After finished running, we should be able to see the following file structure in the current working directory:

```text
|--- _experiment
   |--- __data__
      |-- npd
      |-- id.txt
      |-- info.json
   |--- fcnn/0
      |-- __meta__.json
      |-- __dl_config__
      |-- pipeline
   |--- linear/0
      |-- ...
   |--- decision_tree/0
      |-- __meta__.json
      |-- sk_model.pkl
   |--- random_forest/0
      |-- ...
```

As we expected, `carefree-learn` pipeline are saved into the `pipeline` folder, while scikit-learn models are saved into `sk_model.pkl` files.
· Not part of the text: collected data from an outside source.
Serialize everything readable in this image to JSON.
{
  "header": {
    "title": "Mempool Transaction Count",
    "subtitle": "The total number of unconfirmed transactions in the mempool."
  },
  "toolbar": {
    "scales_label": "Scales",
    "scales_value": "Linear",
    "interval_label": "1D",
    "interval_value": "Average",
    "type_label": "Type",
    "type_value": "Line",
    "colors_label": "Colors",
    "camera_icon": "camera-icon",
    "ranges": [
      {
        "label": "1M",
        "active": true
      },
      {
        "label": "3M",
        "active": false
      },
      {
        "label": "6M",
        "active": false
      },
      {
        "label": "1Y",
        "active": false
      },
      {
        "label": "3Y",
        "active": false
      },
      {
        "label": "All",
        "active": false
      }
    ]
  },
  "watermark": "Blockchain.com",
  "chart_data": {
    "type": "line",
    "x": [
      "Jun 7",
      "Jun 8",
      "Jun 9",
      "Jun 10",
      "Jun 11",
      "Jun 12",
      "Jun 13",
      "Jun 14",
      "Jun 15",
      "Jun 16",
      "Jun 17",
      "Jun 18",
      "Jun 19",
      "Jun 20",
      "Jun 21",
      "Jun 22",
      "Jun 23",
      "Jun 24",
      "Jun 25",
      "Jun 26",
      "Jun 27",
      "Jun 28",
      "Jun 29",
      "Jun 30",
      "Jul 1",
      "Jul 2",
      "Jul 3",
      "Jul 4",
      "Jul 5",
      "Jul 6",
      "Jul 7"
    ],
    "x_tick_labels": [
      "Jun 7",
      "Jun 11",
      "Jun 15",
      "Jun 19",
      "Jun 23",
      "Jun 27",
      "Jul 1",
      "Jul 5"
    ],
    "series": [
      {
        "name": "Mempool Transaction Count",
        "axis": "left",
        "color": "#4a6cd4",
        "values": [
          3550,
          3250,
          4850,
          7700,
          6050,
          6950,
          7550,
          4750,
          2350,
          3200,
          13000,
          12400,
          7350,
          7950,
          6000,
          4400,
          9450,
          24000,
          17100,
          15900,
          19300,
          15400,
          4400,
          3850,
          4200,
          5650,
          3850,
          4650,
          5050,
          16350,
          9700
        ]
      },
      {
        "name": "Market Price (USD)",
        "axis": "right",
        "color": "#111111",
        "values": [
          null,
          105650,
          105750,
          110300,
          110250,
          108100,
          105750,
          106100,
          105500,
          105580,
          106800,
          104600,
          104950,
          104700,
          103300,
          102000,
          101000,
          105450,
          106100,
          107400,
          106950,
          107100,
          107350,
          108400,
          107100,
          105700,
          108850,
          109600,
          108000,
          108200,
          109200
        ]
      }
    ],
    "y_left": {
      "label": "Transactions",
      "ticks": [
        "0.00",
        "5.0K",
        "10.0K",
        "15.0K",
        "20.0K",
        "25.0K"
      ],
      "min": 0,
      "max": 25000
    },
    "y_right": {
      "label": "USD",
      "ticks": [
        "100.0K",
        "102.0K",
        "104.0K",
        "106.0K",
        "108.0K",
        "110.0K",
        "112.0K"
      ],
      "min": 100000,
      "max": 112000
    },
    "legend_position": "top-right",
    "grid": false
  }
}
Since these models are not yet loaded, we should manually load them into our environment:

In [11]:
pipelines = cflearn.api.load_pipelines(results)
for workspace, workspace_key in zip(results.workspaces, results.workspace_keys):
    model = workspace_key[0]
    if model in ["decision_tree", "random_forest"]:
        model_file = os.path.join(workspace, "sk_model.pkl")
        with open(model_file, "rb") as f:
            predictor = cflearn.SKLearnClassifier(pickle.load(f))
            pipelines[model] = cflearn.GeneralEvaluationPipeline(config, predictor)

After which we can finally perform benchmarking on these models:

In [12]:
cflearn.api.evaluate(loader, pipelines)

|        metrics         |                       acc                        |                       auc                        |
--------------------------------------------------------------------------------------------------------------------------------
|                        |      mean      |      std       |     score      |      mean      |      std       |     score      |
--------------------------------------------------------------------------------------------------------------------------------
|     decision_tree      | -- 1.000000 -- | -- 0.000000 -- | -- 1.000000 -- | -- 1.000000 -- | -- 0.000000 -- | -- 1.000000 -- |
--------------------------------------------------------------------------------------------------------------------------------
|          fcnn          |    0.900000    | -- 0.000000 -- |    0.900000    |    0.977000    | -- 0.000000 -- |    0.977000    |
-------------------------------------------------------------------------------------------------

  return np.log(proba)
  return np.log(proba)


{'acc': {'decision_tree': Statistics(sign=1.0, mean=1.0, std=0.0, score=1.0),
  'fcnn': Statistics(sign=1.0, mean=0.9, std=0.0, score=0.9),
  'linear': Statistics(sign=1.0, mean=0.8866666666666667, std=0.0, score=0.8866666666666667),
  'random_forest': Statistics(sign=1.0, mean=1.0, std=0.0, score=1.0)},
 'auc': {'decision_tree': Statistics(sign=1.0, mean=1.0, std=0.0, score=1.0),
  'fcnn': Statistics(sign=1.0, mean=0.977, std=0.0, score=0.977),
  'linear': Statistics(sign=1.0, mean=0.9524666666666667, std=0.0, score=0.9524666666666667),
  'random_forest': Statistics(sign=1.0, mean=1.0, std=0.0, score=1.0)}}

### Conclusions

Contained in this notebook is just a subset of the features that `carefree-learn` offers, but we've already walked through many basic & common steps we'll encounter in real life machine learning tasks.